Power plants in the China encompass run short of the coal, an inadvertent outcome of government-mandated price controls-a throw-back to communist central planning to shield the public from rising global energy costs. Beijing has also frozen retail prices of the gasoline and diesel. Oil refiners state that they are suffering deep losses and some start cutting production last year, causing the fuel scarcities in parts of China’s south.
CNN, May 20, 2008
Q1. Are China’s price controls explained in the news clipped a price floor or a price ceiling?
Q2. On a graph, show and describe how China’s price controls have made a shortage or a excess in the markets for petrol, coal and diesel.
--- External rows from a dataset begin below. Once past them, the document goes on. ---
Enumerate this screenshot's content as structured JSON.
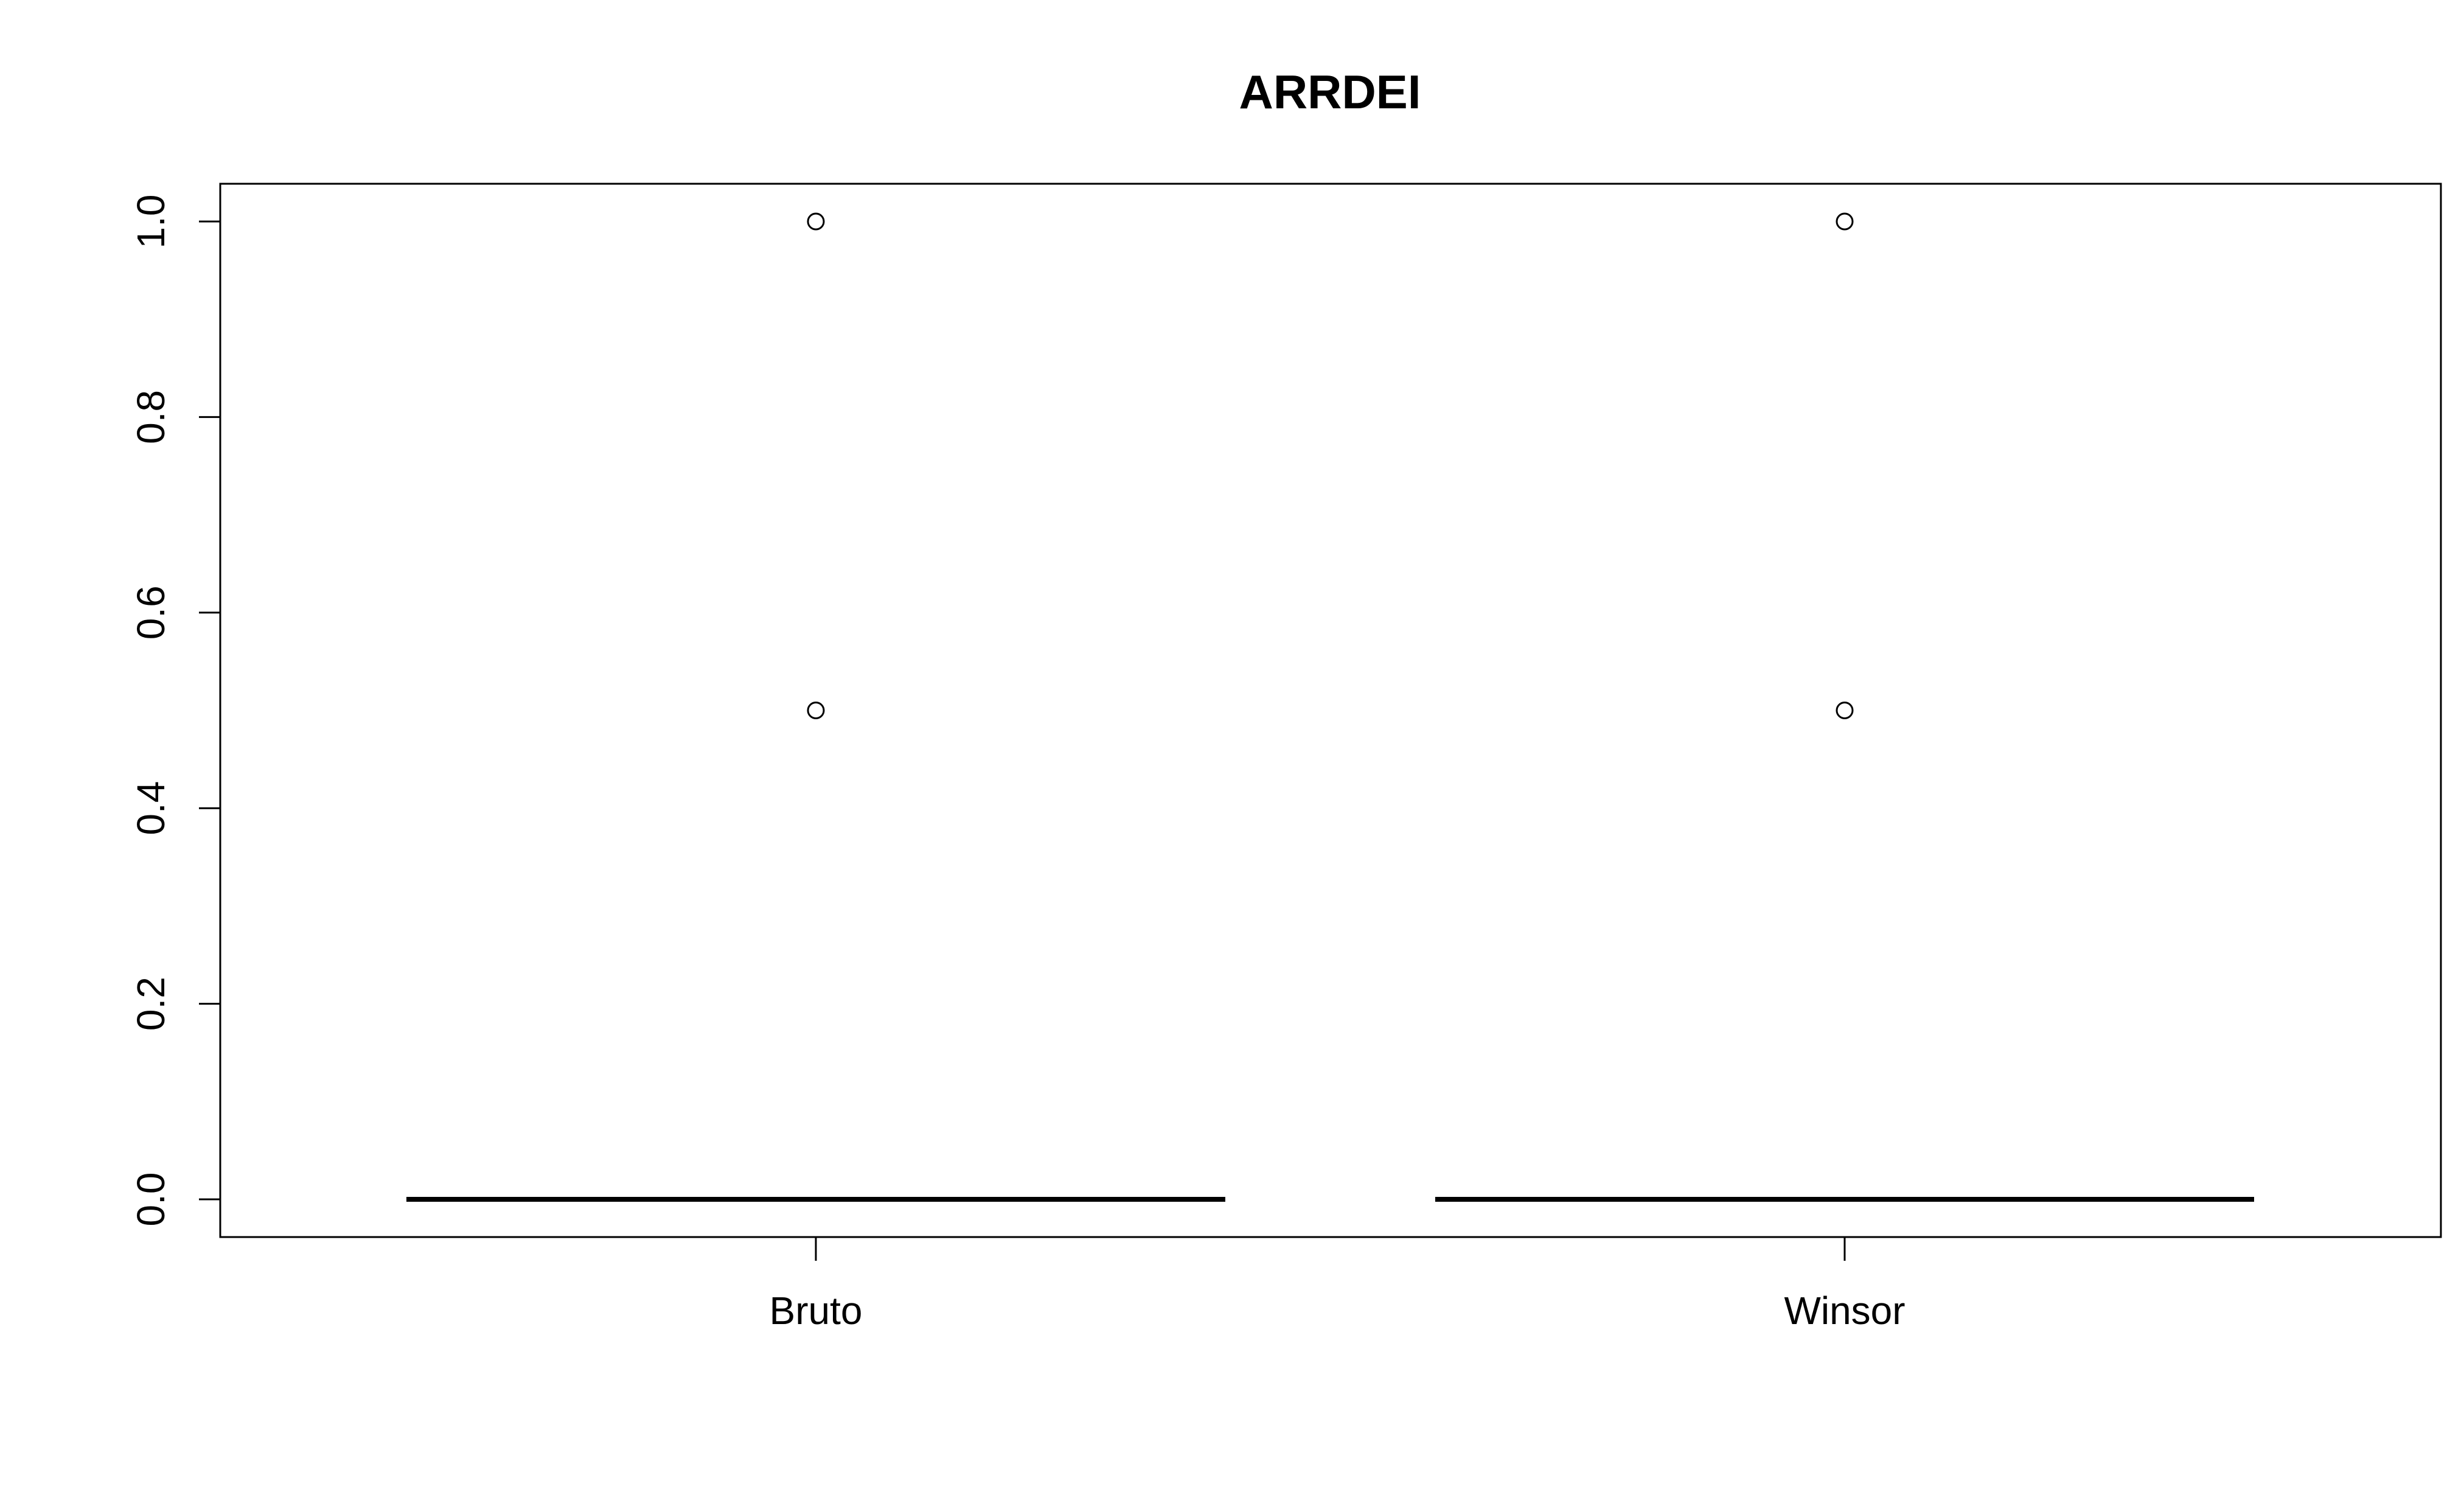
{
  "chart_data": {
    "type": "box",
    "title": "ARRDEI",
    "xlabel": "",
    "ylabel": "",
    "categories": [
      "Bruto",
      "Winsor"
    ],
    "ylim": [
      -0.04,
      1.04
    ],
    "y_ticks": [
      "0.0",
      "0.2",
      "0.4",
      "0.6",
      "0.8",
      "1.0"
    ],
    "y_tick_values": [
      0.0,
      0.2,
      0.4,
      0.6,
      0.8,
      1.0
    ],
    "boxes": [
      {
        "category": "Bruto",
        "min": 0.0,
        "q1": 0.0,
        "median": 0.0,
        "q3": 0.0,
        "max": 0.0,
        "outliers": [
          0.5,
          1.0
        ]
      },
      {
        "category": "Winsor",
        "min": 0.0,
        "q1": 0.0,
        "median": 0.0,
        "q3": 0.0,
        "max": 0.0,
        "outliers": [
          0.5,
          1.0
        ]
      }
    ],
    "grid": false,
    "colors": {
      "line": "#000000",
      "background": "#ffffff"
    }
  }
}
Q3. Show on a graph and describe how China’s price controls have modified the consumer surplus, producer surplus and deadweight loss in the markets for petrol, coal and diesel.
The US Farm Bill 2012 points out that the domestic price of wheat will be maintained at above the market equilibrium level in order to support for the domestic wheat growers.
Q4. Is the wheat price control in US a price floor or a price ceiling?
Q5. On a graph, show and describe if the price control in the US makes a shortage or an excess in the market for wheat. Suppose that the US doesn’t trade wheat internationally.
Q6. Show on a graph and describe how the price control in the US modifies consumer surplus, producer surplus and deadweight loss in the domestic wheat market.